En el primer caso, “implicaron movimientos populares, movilizaciones y lógicas de insurrección callejeras, que produjeron la caída de los gobiernos que venían gestionando de modo neoliberal”, mientras que en Honduras y Paraguay, “fueron los sectores dominantes, las élites políticas tradicionales y distintos grupos de poder los que apelaron a mecanismos institucionales para interrumpir procesos que, si bien no habían tocado demasiado sus intereses, tampoco eran directamente controlables por ellos”. Desde la oposición a esta concepción, no obstante, se trata de invertir algunas líneas de razonamiento. Por ejemplo, un periodista boliviano que trabaja en un organismo internacional se pregunta y pregunta: “¿Golpe es sólo cuando el poder Legislativo y/o el Poder Judicial derrocan a la cabeza del Poder Ejecutivo, como en Honduras o Paraguay? ¿Por qué no se considera golpe de Estado cuando el Poder Ejecutivo desarticula al Poder Judicial? ¿O cuando azuza a los movimientos sociales a cercar al Poder Legislativo? ¿No puede considerarse golpe de Estado cuando el Poder Judicial subordinado descabeza al Poder Ejecutivo –popularmente electo– de las gobernaciones?”

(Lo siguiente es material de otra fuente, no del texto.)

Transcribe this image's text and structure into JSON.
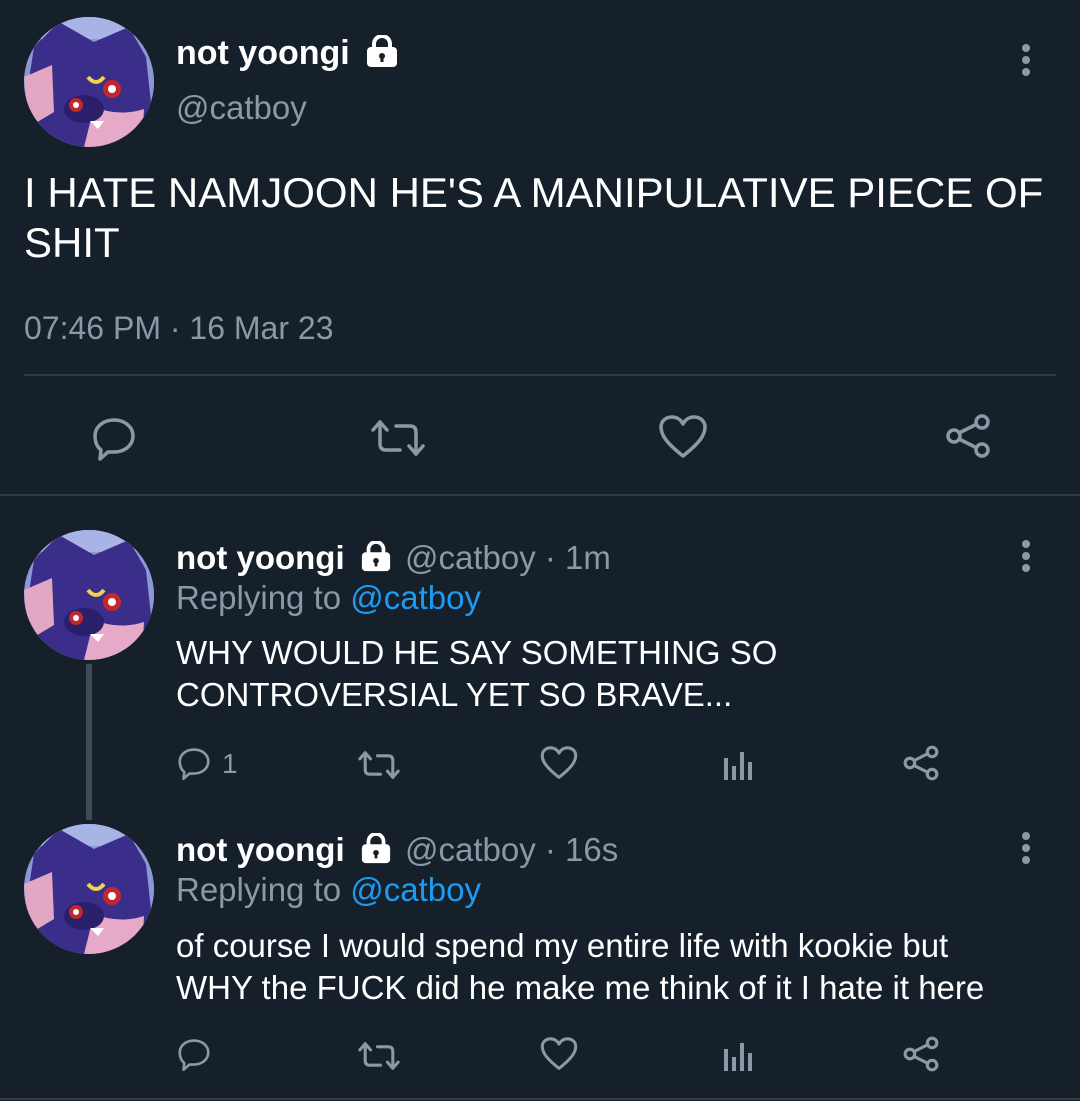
{
  "main_tweet": {
    "display_name": "not yoongi",
    "handle": "@catboy",
    "text_line1": "I HATE NAMJOON HE'S A MANIPULATIVE PIECE OF",
    "text_line2": "SHIT",
    "timestamp": "07:46 PM · 16 Mar 23",
    "actions": [
      "reply-icon",
      "retweet-icon",
      "like-icon",
      "share-icon"
    ]
  },
  "replies": [
    {
      "display_name": "not yoongi",
      "handle_time": "@catboy · 1m",
      "replying_prefix": "Replying to ",
      "replying_to": "@catboy",
      "text_line1": "WHY WOULD HE SAY SOMETHING SO",
      "text_line2": "CONTROVERSIAL YET SO BRAVE...",
      "reply_count": "1"
    },
    {
      "display_name": "not yoongi",
      "handle_time": "@catboy · 16s",
      "replying_prefix": "Replying to ",
      "replying_to": "@catboy",
      "text_line1": "of course I would spend my entire life with kookie but",
      "text_line2": "WHY the FUCK did he make me think of it I hate it here",
      "reply_count": ""
    }
  ],
  "colors": {
    "background": "#15202b",
    "text": "#ffffff",
    "muted": "#8b98a5",
    "link": "#1d9bf0",
    "divider": "#2f3b47"
  }
}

Esto último remite al hecho de que en Bolivia tres gobernadores opositores (de los departamentos de Pando, Beni y Tarija) fueron destituidos, para lo cual, con la nueva Ley de Autonomías, basta la imputación de un fiscal. Y se podría agregar: ¿Fue más destituyente , en Argentina , la actitud del vicepresidente Julio Cobos contra Cristina Fernández que la del actual vicegobernador Gabriel Mariotto contra el gobernador bonaerense Daniel Scioli? En verdad, hoy conviven visiones encontradas de la democracia. Desde los procesos nacional-populares (sobre todo Venezuela, Ecuador, Bolivia) se apela a una suerte de democracia plebiscitaria de masas –con tonalidades jacobinas– que marcha en paralelo al recambio de élites en el poder y refundaciones constitucionales: la democracia es el “poder del pueblo” y las instituciones son refugio de las viejas élites. Pero ello coexiste con una visión institucional de la democracia, hoy levantada por varias de las oposiciones conservadoras (de manera bastante instrumental), pero también por ciertas oposiciones más moderadas de centroizquierda, como el Movimiento sin Miedo (MSM) en Bolivia o el Frente Amplio Progresista en Argentina. 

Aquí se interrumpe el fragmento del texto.